Art's Daughter

Garbage Girl

My dad started out working for a city in the mid-sixties, riding the back of garbage trucks making two dollars and fifty cents an hour, so he told me many times growing up.  By the time he had three small daughters at home, it was the early seventies. He was now driving the truck, plus making a better wage.  Like today, it wasn’t enough income to make ends meet and have a little money for the extra things in life.  He picked up overtime at work coming in on Saturdays, building large garbage bins like the ones found in back allies of businesses. They were built outside in the parking lot during the heat of summer.

When he went in on Saturdays, quite often he took me along.  My job was to hand him the pins that held the garbage containers and the double metal lids together.  I was also in charge of keeping him company.

There was no breeze inside a four-foot-high box of metal.  It didn’t take long for the air to become as stiff as the container’s walls. Every breath I took smelled and tasted like hot iron and sour paint.

At lunchtime we would go into the dark cool building that housed the offices of the Higher-Ups.  Lunch came from the vending machine located in the hall.  I would get a bottle of cold coke and a pack of Chuckles Candies.  They both quickly cooked back in the dumpster.

I know now looking back it was not the most pleasant of jobs.  While his co-workers were out enjoying the summer weekend, he was building garbage containers.  The same containers he or his co-workers would empty the following week.

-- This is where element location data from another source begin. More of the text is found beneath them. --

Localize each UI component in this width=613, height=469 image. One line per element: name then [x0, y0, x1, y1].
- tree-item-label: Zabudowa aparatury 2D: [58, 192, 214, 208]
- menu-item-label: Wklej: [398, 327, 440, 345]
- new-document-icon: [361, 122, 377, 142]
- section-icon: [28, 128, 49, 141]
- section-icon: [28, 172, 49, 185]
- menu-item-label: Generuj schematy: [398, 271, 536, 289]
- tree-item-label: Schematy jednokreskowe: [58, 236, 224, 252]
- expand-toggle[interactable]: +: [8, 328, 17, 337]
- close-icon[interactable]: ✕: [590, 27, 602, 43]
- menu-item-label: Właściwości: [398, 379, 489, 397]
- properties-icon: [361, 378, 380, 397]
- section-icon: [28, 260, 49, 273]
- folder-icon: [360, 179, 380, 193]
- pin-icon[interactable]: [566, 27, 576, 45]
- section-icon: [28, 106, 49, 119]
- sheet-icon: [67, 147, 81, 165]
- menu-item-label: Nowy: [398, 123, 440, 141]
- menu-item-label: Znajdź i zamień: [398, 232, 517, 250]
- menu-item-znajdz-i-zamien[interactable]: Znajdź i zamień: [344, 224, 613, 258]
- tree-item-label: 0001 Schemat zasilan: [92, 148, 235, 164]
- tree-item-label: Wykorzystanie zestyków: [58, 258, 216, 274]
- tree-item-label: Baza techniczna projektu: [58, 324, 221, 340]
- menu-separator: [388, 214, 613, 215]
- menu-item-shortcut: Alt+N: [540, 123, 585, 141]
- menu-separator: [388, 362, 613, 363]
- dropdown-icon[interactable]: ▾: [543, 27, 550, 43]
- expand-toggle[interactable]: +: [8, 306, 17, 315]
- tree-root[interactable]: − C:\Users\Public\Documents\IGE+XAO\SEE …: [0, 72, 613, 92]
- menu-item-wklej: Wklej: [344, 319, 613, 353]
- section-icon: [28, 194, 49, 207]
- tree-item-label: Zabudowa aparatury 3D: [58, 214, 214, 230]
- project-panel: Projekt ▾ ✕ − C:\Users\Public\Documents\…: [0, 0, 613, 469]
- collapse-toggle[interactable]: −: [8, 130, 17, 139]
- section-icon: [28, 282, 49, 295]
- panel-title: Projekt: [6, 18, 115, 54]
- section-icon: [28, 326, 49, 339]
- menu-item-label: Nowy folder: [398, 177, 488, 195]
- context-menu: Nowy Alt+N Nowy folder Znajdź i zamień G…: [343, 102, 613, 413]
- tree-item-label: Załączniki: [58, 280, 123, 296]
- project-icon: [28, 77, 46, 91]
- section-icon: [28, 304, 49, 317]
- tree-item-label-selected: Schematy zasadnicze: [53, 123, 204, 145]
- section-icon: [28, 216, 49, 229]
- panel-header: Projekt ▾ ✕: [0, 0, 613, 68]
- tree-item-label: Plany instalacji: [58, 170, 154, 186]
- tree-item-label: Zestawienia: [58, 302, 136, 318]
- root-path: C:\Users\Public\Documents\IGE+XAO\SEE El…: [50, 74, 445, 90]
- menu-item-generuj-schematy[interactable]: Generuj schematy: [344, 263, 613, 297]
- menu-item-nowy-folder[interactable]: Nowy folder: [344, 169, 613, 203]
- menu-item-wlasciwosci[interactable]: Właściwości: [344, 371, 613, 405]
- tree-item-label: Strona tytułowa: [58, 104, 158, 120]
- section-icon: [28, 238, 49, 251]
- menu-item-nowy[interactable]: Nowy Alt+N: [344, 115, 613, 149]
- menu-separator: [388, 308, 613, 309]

I would climb out of that box covered in materials OSHA would not allow a small child of three years to be covered in.  My curly blonde hair stuck to my scalp with a mixture of one-part flat coke, one-part gooey Chuckles Candy and four-parts sweat.  The palms of my hands were covered in a paste of dirt and metal shavings.  It was so thick, it took many washings to remove.  My shorts were just as sooty and my chubby legs had dark streaks in the folds of my flesh.  I remember the first big clean gasp of fresh air every time I climbed out of the salt mines at the end of the day.

I knew I had just accomplished something big but my little self could never put it into words.  It was just a sure feeling.  Well, Little Self, this is your big self telling you, you did accomplish something wonderful.  You accomplished the feeling one gets when they put in an honest day’s work for little pay but a job well done.   You learned that with hard work and perseverance one can do anything they set out to do.  From your heart you learned that your dad was a great teacher.  He taught you the principle for doing whatever it takes to get the job finished and finished right.